|An image of Werther's letters
from a BLO promotional video
For hundreds of years, the primary mode of communication between people separated by distance was letters. Correspondence was an art and a pastime, a way to articulate emotions, deliver information, and even philosophize or theorize on the great questions of the day. The collected letters of great writers, thinkers, artists, and statesmen provide clues and insight to their thought processes and inner lives that are invaluable to researchers and readers alike.
Beyond real-world correspondence, letters have also become part of art in an integral way. Literature, theater, and opera are full of examples of crucial letters that go astray, are mis-delivered, arrive too late (or too early), and therefore provide critical dramatic moments. The prevalence of letters also gave rise to the form of the epistolary novel, in which the central story is told through documents (usually letters), rather than through a traditional first- or third-person narrative. Goethe’s The Sorrows of Young Werther is a prime example of the epistolary novel, and even helped give the genre its popularity.
How else can letters bring a story to life? Here are a few examples:
|Kiera Knightley in the 2005 film.|
Pride and Prejudice
Probably the most beloved of Jane Austen’s novels, Pride and Prejudice in many ways revolves around the information disclosed through letters throughout the novel. Two of the letters especially tend to get hearts beating faster as the romance between Mr. Darcy and Elizabeth clicks into place. First, Mr. Darcy’s long letter to Elizabeth after she refuses his offer of marriage explains his actions and causes Elizabeth to doubt her initial impression of him as cold-hearted and aloof. Later in the novel, Elizabeth reads from her aunt that Mr. Darcy arranged for her silly youngest sister to marry the roguish Mr. Wickham and her heart races—because she knows it is evidence of his feelings for her. Will they find their way to one another?!
|Glenn Close, John Malkovich
and Michelle Pfeiffer for the 1988 film, Dangerous Liaisons
Les Liaisons Dangereuses
Another famous epistolary novel, written by Pierre Choderlos de Laclos, Les Liaisons Dangereuses tells the story of the deceitful and cruel Marquise de Merteuil and the Vicomte de Valmont through a series of letters by various characters written to one another. The book, published in 1782 amidst the decadence of the French aristocracy, caused a scandal at its depictions of amoral characters and their romantic games. It has been adapted for stage, opera, film, television, ballet, and more!
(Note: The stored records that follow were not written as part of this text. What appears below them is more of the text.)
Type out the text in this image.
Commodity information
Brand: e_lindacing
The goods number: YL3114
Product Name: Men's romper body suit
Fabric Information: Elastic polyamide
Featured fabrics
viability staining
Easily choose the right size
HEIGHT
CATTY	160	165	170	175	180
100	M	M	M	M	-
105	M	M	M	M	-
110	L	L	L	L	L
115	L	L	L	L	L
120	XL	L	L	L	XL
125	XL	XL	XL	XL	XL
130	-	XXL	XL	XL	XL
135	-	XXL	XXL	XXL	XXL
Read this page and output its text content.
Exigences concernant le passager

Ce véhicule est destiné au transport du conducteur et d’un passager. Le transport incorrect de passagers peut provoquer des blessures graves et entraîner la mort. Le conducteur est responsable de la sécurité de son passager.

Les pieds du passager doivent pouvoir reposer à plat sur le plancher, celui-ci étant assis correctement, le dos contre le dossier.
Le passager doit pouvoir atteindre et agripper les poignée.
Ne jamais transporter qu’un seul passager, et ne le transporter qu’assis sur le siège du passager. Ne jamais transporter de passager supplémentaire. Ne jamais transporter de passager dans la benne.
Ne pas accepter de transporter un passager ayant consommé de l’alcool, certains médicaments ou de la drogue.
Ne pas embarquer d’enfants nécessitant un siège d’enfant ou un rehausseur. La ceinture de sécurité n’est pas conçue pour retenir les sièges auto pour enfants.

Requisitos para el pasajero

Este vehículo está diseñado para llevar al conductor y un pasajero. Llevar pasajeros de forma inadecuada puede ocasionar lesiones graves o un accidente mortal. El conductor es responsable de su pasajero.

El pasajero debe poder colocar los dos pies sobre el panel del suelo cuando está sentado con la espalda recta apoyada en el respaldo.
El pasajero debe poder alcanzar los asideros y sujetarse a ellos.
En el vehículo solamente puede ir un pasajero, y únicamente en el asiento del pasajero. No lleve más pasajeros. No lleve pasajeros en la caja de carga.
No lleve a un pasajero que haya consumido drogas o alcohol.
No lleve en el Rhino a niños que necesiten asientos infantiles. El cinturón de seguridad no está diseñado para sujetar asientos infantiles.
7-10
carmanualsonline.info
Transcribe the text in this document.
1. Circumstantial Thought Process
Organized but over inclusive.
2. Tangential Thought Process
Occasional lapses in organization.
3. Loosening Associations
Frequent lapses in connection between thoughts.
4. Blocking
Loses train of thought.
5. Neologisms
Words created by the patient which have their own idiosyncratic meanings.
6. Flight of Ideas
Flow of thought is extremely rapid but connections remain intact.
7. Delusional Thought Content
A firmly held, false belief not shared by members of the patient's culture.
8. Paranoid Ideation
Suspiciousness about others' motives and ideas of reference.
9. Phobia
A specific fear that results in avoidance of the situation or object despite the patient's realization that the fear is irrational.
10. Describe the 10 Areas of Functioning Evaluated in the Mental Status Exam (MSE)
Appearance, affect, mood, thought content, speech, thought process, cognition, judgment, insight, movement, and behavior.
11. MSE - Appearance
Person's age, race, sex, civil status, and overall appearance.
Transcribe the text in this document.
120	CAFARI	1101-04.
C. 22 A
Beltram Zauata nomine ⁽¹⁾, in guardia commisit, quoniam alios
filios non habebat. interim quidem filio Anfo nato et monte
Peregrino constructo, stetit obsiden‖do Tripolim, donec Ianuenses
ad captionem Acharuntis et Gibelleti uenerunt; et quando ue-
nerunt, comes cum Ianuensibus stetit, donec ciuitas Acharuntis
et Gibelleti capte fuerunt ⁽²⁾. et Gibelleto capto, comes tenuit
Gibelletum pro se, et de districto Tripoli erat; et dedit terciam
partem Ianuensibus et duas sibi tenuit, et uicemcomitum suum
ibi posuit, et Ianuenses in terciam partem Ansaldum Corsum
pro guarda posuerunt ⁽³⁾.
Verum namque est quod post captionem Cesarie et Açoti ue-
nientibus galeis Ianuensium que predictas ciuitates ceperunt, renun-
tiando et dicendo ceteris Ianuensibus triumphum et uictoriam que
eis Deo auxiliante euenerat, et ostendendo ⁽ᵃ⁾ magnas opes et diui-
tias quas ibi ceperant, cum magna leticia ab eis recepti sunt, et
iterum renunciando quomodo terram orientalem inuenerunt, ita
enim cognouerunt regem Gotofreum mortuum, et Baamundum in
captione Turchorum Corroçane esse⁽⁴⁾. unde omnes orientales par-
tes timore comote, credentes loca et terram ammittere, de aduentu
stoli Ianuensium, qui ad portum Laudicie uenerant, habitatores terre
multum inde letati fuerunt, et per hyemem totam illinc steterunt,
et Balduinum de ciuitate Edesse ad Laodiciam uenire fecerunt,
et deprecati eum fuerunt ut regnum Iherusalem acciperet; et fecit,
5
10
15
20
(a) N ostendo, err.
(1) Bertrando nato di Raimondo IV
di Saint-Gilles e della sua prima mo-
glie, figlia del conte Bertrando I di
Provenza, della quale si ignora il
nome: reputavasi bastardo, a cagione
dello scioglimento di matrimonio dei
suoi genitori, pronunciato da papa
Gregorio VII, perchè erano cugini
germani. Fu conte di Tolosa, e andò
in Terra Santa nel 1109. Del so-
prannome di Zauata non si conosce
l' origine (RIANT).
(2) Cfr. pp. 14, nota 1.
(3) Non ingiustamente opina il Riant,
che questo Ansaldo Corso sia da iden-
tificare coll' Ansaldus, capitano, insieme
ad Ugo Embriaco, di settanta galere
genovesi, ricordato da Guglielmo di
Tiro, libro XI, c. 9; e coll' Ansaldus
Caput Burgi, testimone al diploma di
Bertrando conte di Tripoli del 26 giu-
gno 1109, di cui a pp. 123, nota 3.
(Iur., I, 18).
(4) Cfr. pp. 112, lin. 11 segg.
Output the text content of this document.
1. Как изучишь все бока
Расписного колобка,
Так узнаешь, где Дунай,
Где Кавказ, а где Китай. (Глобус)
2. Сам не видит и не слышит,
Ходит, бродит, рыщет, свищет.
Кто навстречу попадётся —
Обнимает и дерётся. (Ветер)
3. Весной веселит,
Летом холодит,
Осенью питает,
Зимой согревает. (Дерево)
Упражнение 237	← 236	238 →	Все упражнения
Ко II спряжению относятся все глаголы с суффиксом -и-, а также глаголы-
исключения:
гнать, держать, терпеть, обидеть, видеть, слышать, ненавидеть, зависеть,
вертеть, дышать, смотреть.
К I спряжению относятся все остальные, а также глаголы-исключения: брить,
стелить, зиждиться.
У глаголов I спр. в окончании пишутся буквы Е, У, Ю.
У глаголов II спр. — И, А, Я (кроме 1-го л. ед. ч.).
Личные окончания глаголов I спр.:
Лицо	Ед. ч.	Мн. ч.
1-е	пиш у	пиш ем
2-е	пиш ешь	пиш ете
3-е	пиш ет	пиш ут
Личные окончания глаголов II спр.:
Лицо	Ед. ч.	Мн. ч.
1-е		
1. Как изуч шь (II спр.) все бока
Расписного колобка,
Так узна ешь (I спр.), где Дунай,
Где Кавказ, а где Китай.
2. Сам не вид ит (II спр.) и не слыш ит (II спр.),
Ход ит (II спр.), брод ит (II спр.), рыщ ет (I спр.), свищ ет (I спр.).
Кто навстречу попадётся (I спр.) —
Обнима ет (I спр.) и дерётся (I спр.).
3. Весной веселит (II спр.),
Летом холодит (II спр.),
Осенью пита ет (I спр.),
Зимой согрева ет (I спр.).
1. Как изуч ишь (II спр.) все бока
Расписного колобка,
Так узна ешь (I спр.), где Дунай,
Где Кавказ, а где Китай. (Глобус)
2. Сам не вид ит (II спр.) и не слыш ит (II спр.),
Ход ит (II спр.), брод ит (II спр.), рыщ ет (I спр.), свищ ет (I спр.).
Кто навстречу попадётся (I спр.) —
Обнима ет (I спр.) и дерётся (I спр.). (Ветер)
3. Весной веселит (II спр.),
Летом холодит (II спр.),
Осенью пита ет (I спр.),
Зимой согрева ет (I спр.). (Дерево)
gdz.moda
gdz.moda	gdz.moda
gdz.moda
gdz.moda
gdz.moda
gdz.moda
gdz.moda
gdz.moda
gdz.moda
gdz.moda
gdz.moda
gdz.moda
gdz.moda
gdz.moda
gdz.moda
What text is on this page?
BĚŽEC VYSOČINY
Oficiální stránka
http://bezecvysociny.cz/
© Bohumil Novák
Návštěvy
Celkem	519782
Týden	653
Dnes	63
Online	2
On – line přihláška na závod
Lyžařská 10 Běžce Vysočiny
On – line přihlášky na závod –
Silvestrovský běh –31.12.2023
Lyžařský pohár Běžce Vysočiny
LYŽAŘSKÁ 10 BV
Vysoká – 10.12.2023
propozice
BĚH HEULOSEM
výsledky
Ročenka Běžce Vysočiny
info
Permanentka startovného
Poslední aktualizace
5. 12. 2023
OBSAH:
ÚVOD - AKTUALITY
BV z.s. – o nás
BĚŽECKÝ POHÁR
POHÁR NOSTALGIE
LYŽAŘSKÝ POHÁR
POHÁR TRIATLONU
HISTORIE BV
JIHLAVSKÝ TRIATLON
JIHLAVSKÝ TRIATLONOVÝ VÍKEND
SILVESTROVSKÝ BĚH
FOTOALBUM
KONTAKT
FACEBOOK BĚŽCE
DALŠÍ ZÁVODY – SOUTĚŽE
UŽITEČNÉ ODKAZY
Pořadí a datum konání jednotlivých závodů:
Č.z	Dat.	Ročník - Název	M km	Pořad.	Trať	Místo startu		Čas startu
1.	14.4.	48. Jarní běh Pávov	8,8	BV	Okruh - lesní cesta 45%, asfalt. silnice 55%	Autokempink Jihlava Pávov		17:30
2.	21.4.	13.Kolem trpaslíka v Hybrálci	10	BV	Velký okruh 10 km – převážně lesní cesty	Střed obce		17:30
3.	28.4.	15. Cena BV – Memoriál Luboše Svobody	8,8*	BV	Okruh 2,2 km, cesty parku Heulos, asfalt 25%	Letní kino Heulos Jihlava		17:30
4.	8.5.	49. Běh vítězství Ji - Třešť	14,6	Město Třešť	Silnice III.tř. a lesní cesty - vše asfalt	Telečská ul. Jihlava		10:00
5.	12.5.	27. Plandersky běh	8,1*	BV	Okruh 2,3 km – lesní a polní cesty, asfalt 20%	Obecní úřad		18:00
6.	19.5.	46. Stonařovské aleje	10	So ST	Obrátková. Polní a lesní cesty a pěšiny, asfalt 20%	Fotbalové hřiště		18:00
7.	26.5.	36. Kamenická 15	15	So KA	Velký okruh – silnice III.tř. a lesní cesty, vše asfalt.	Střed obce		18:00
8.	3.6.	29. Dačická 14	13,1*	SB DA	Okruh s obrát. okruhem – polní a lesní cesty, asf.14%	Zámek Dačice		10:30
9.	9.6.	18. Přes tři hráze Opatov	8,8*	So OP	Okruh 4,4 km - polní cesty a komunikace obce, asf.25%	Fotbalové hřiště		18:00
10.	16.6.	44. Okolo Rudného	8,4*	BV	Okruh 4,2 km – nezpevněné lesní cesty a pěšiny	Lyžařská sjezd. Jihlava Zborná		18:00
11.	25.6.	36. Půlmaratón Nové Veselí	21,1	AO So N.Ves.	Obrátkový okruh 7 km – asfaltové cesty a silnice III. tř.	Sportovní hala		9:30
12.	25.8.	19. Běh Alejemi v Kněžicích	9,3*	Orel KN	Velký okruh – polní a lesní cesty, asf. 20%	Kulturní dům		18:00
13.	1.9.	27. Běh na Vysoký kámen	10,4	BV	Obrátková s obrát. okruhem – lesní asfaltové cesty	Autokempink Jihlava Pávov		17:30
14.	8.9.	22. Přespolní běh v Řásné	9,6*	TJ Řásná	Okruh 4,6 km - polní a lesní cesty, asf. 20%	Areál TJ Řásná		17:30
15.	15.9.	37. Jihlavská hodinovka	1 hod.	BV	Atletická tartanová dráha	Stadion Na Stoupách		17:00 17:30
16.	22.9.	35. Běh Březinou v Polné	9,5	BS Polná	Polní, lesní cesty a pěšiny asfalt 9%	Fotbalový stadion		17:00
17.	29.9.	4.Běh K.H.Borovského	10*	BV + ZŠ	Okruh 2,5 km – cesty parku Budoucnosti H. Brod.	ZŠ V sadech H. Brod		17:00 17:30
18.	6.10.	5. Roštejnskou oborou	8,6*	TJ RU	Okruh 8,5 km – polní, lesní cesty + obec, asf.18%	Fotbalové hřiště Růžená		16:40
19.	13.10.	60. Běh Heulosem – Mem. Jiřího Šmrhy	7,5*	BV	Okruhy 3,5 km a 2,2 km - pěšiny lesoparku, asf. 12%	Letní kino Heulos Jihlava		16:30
There are many examples of crucial letters (and messengers) in Shakespeare’s plays, but perhaps none sets off so dramatic a chain of events than Macbeth’s letter to Lady Macbeth near the beginning of the play. The scene opens with Lady Macbeth reading Macbeth’s tale of encountering the three witches and their strange prophecy that Macbeth will be Thane of Cawdor and then King. Lady Macbeth, in a monologue for the ages (that also coined the phrase “the milk of human kindness”), immediately knows what to do: kill the king while he sleeps and seize the crown.
In both the original Pushkin verse novel and the Tchaikovsky opera, Tatiana’s letter scene is a masterpiece of emotion. Tatiana is a young, impressionable girl who has fallen in love with the dashing and cynical Eugene Onegin. Despite the mores of the time and the difference in their social status, Tatiana takes a chance and bares her soul to Onegin through a letter, confessing her love. Onegin, though flattered, does not reciprocate—a decision that comes back to haunt him later.
How are composers and writers using letters today in theater? Look no further than the hottest ticket currently on Broadway, Lin-Manuel Miranda’s Hamilton. The story of founding father Alexander Hamilton told through the modern genres of hip-hop and R&B, with strong influences of the Broadway musical (all with a multi-racial, diverse cast), letters play another crucial role throughout in voicing the characters’ inner feelings, and in advancing the plot. Alexander woos his future wife, Eliza, through a series of love letters; later, his witty, flirtatious correspondence (and a crucially misplaced comma) makes another woman who loves him wonder about his true heart. Letters also provide major dramatic turns in the story; when Alexander has an affair, he is blackmailed via letter by the woman’s husband and his own wife retaliates by burning all of her saved letters. And finally, Alexander and his nemesis, Aaron Burr, exchange a heated series of letters that leads to their fateful duel.